Ihr Fragenkatalog ist recht umfangreich und da ich das ja nun schon zum 2. Mal mache (OB Kandidatur) weiß ich, dass man recht tolle Absichtserklärungen schreiben kann, auch ganz viel versprechen und – wie die KollegInnen von den Grünen dies über viele Jahre nur sehr begrenzt umsetzen. Daher verzichte ich darauf und versuche – anders als von der Satirepartei zu erwarten (unser Motto ist ja schließlich: Wen schert das Klima? Wir haben doch Kinder! Deren Problem!) – mit etwas zu antworten, dass sich vielleicht wirklich konkret umsetzten lässt und eigentlich schon lange hätte umgesetzt sein können: Das Verbot von PV-Anlagen auf denkmalgeschützten Gebäuden. Mit gehört selbst ein solches in der Innenstadt und gerne würde ich dort nicht zuletzt für die Hausgemeinschaft eine PV-Anlage aufsetzen, das Dach ist sehr groß und super geeignet, allein der Denkmalschutz verbietet es, weil die Farbe schwarz störend wirkt. Mit solchem bürokratischen Unsinn muss endlich Schluss sein, die Bausatzung kann der Stadtrat einfach ändern, daher ist es wichtig, über die diesmal hoffentlich noch stärkere Ratsvertretung der PARTEI dies anzustoßen und immer wieder anzumahnen.

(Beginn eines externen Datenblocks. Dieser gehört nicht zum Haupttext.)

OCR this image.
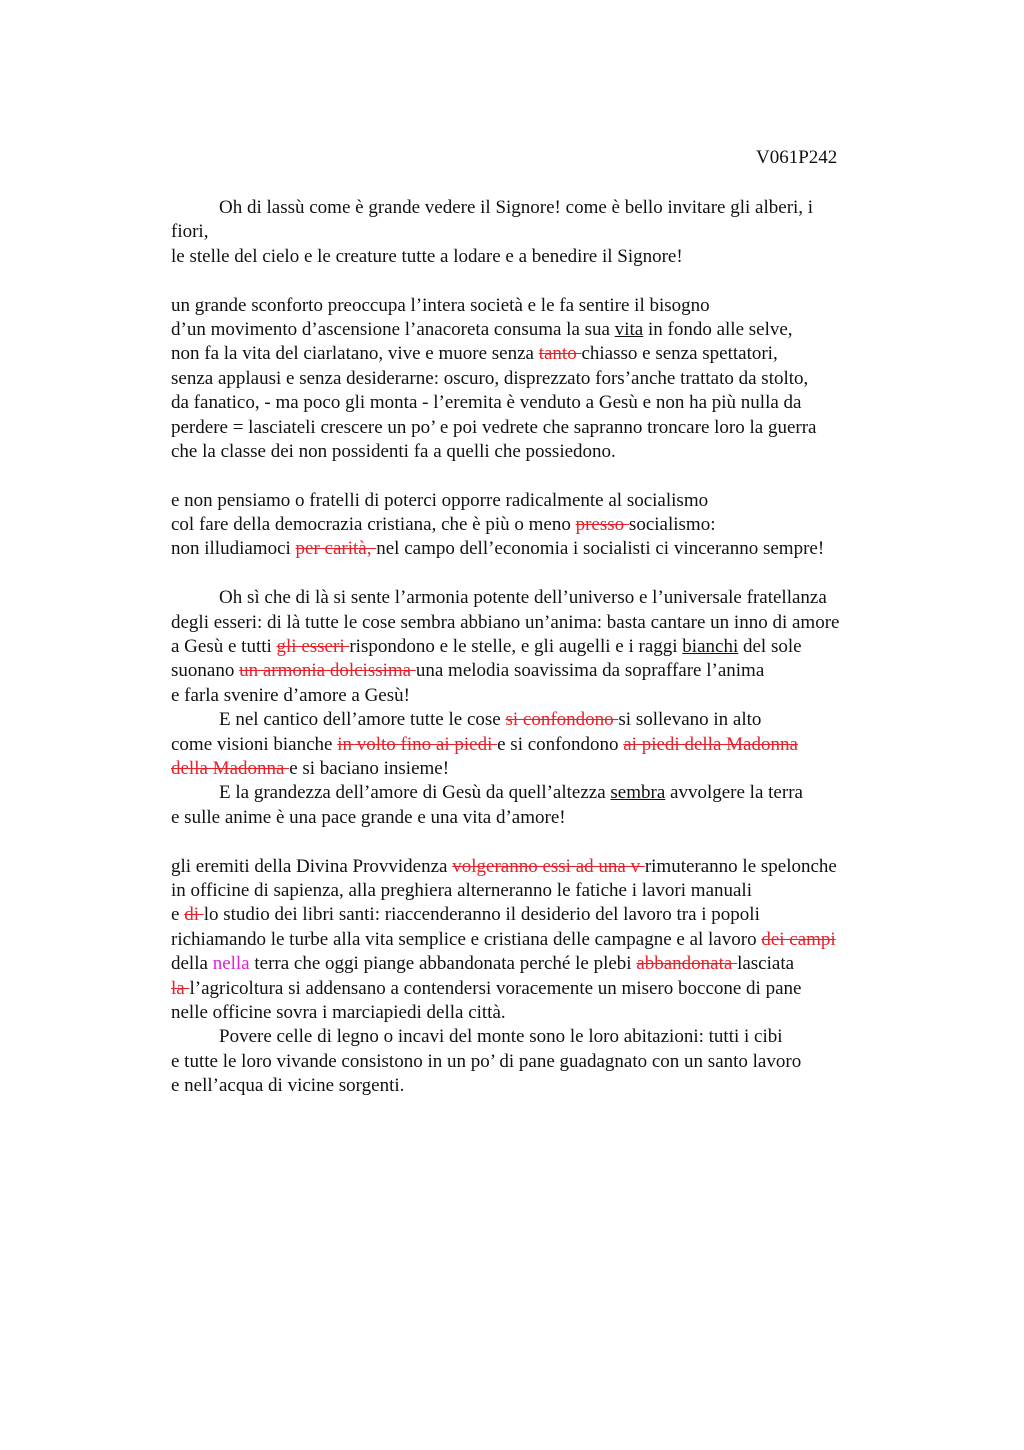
V061P242
Oh di lassù come è grande vedere il Signore! come è bello invitare gli alberi, i
fiori,
le stelle del cielo e le creature tutte a lodare e a benedire il Signore!
un grande sconforto preoccupa l’intera società e le fa sentire il bisogno
d’un movimento d’ascensione l’anacoreta consuma la sua vita in fondo alle selve,
non fa la vita del ciarlatano, vive e muore senza tanto chiasso e senza spettatori,
senza applausi e senza desiderarne: oscuro, disprezzato fors’anche trattato da stolto,
da fanatico, - ma poco gli monta - l’eremita è venduto a Gesù e non ha più nulla da
perdere = lasciateli crescere un po’ e poi vedrete che sapranno troncare loro la guerra
che la classe dei non possidenti fa a quelli che possiedono.
e non pensiamo o fratelli di poterci opporre radicalmente al socialismo
col fare della democrazia cristiana, che è più o meno presso socialismo:
non illudiamoci per carità, nel campo dell’economia i socialisti ci vinceranno sempre!
Oh sì che di là si sente l’armonia potente dell’universo e l’universale fratellanza
degli esseri: di là tutte le cose sembra abbiano un’anima: basta cantare un inno di amore
a Gesù e tutti gli esseri rispondono e le stelle, e gli augelli e i raggi bianchi del sole
suonano un armonia dolcissima una melodia soavissima da sopraffare l’anima
e farla svenire d’amore a Gesù!
E nel cantico dell’amore tutte le cose si confondono si sollevano in alto
come visioni bianche in volto fino ai piedi e si confondono ai piedi della Madonna
della Madonna e si baciano insieme!
E la grandezza dell’amore di Gesù da quell’altezza sembra avvolgere la terra
e sulle anime è una pace grande e una vita d’amore!
gli eremiti della Divina Provvidenza volgeranno essi ad una v rimuteranno le spelonche
in officine di sapienza, alla preghiera alterneranno le fatiche i lavori manuali
e di lo studio dei libri santi: riaccenderanno il desiderio del lavoro tra i popoli
richiamando le turbe alla vita semplice e cristiana delle campagne e al lavoro dei campi
della nella terra che oggi piange abbandonata perché le plebi abbandonata lasciata
la l’agricoltura si addensano a contendersi voracemente un misero boccone di pane
nelle officine sovra i marciapiedi della città.
Povere celle di legno o incavi del monte sono le loro abitazioni: tutti i cibi
e tutte le loro vivande consistono in un po’ di pane guadagnato con un santo lavoro
e nell’acqua di vicine sorgenti.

Im Allgemeinen bin ich ganz logischerweise der Meinung, dass die Energiewende nur gelingt, wenn man die BürgerInnen mitnimmt und sie alle was davon haben. Dazu muss Bürokratie verschwinden. Das ist eines meiner größten Anliegen, alles was kommunal irgendwie zu bewegen ist an Vorschriften muss weg, die Verwaltung ist in aller Regel nicht am Fortschritt interessiert, die Verwaltungsebene ist selbst dann die verschleppende Kraft, wenn die Politik mal voranschreiten will. Hier gilt es regelmäßig den „Hofnarren“ zu geben und solange Druck zu machen, bis sich was bewegt.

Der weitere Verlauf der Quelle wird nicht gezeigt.